Adrenaline is why I’m not scared. Do I go after him for my lights? Cars line up on La Brea. My car blocks the turn lane. I need to get my bike home, but it won’t fit in my car without taking off the front tire. I rummage through my glove compartment, searching for the adjustable wrench I need. It’s not there. I shove the bike in my back seat. The back driver’s side door won’t close all the way. I need to get the hell out of here. I drive back to my apartment with my back door ajar—my mind is all over the place. Two cop cars fly past in the opposite direction with their lights and sirens on.
I pull into the garage area behind my apartment, get my bike out, and bring it upstairs. I come back downstairs and sit on the last step. Can’t sit still. One of these days, my confrontational nature is going to get me killed. I need to call someone and tell them what happened. My phone rings. A (213) area code. I don’t recognize the number. Is it the thief? That’s not possible.
“Los Angeles Police Department, is this Nick?” a female officer asks.
“We have officers at the corner of La Brea and Adams. Where are you?”
“Can you describe the gun?”
“What? I never said anything about a gun.” Did someone report the baseball bat as a gun?
“Ahhh, well, there was a report of a robbery,” the female officer says, unsure.
“Yeah, but there wasn’t any gun.”
“Oh,” she says, conscious of the difference in severity, “Do you want to make a police report?”
“No, I’m good. I got my bike back.”
“Okay, thanks. Have a good night, sir.”
This whole situation could’ve ended much differently. I was in Minnesota this summer when George Floyd got murdered. We all witnessed a worst-case scenario. What if the cops would’ve arrived when I was chasing the guy around my car? I had a weapon. I could’ve got shot. He could’ve got shot. Did I do the right thing? The people at the intersection probably thought I was the one stealing his bike. I can’t believe this got so out of hand. I don’t feel strong. I feel weak. All I want to do is punch the dash of my car till my hand bleeds. The same week I watched Minneapolis burn, the relationship with my fiancée fell apart. My whole life felt like it was on fire. I’m tired of things not working out. I’m tired of being tired.
My stomach creaks. I get in my car and drive back to the Subway. Without my hoodie, I walk in wearing a blue medical mask. My hair is wild from the chaos of the night and the months of pandemic growth. It’s only been an hour since I bolted out of here, but the kid behind the counter doesn’t seem to recognize me.
“How’s your day going?” he asks.
How’s my day going? “It’s not going great, man. I just had my bike stolen.”
“Oh,” he says, oblivious to humanity itself.

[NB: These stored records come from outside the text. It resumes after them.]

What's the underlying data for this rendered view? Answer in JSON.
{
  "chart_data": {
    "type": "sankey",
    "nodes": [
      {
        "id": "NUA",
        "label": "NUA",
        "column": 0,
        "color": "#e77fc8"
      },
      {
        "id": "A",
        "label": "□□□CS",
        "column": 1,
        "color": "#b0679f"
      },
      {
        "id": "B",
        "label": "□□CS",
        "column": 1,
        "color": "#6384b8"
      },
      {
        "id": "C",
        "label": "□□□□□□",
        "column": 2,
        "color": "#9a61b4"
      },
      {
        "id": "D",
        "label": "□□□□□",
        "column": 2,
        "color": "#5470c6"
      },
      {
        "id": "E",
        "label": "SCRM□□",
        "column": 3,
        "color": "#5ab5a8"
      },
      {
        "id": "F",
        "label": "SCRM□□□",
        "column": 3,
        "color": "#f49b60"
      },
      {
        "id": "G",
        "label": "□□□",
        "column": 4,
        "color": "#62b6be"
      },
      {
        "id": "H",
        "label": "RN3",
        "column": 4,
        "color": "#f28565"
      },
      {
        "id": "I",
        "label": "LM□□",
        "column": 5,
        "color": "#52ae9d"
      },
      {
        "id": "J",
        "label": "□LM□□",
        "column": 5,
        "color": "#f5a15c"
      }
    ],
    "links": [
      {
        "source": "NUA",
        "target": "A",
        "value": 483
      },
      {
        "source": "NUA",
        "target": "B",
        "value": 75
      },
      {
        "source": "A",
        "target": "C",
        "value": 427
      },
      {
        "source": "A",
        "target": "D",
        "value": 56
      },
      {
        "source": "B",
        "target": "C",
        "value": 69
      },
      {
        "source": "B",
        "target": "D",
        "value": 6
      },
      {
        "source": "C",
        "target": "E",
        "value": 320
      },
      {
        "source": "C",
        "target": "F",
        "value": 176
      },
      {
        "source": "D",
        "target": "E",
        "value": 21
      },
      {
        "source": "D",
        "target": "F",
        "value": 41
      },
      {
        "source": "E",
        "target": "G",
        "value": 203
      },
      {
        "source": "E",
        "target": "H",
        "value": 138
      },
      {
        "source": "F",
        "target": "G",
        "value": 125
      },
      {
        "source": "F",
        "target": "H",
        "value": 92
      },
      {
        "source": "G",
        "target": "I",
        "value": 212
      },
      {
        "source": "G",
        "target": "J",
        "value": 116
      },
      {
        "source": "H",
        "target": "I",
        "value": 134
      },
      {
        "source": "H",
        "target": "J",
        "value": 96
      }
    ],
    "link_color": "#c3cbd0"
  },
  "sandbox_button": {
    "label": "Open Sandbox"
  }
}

Back at my apartment, I eat my tomato basil chicken wrap in my tub full of bubbles. My mom texts: You up? I call her, and I tell the whole story. She can’t believe it. “Son, I’m proud of you for getting your bike back. Most people wouldn’t have even tried.” That’s wild. A million emotions swirl inside of me, but pride is not one of them.
The next day I have a cough. The day after that, I drive to Dodgers Stadium and wait in a two-hour line to take my first COVID test in my car. A few days later, the test comes back positive. I won’t be able to fly home for Christmas. If I’m lucky, this will be the last thing 2020 takes from me.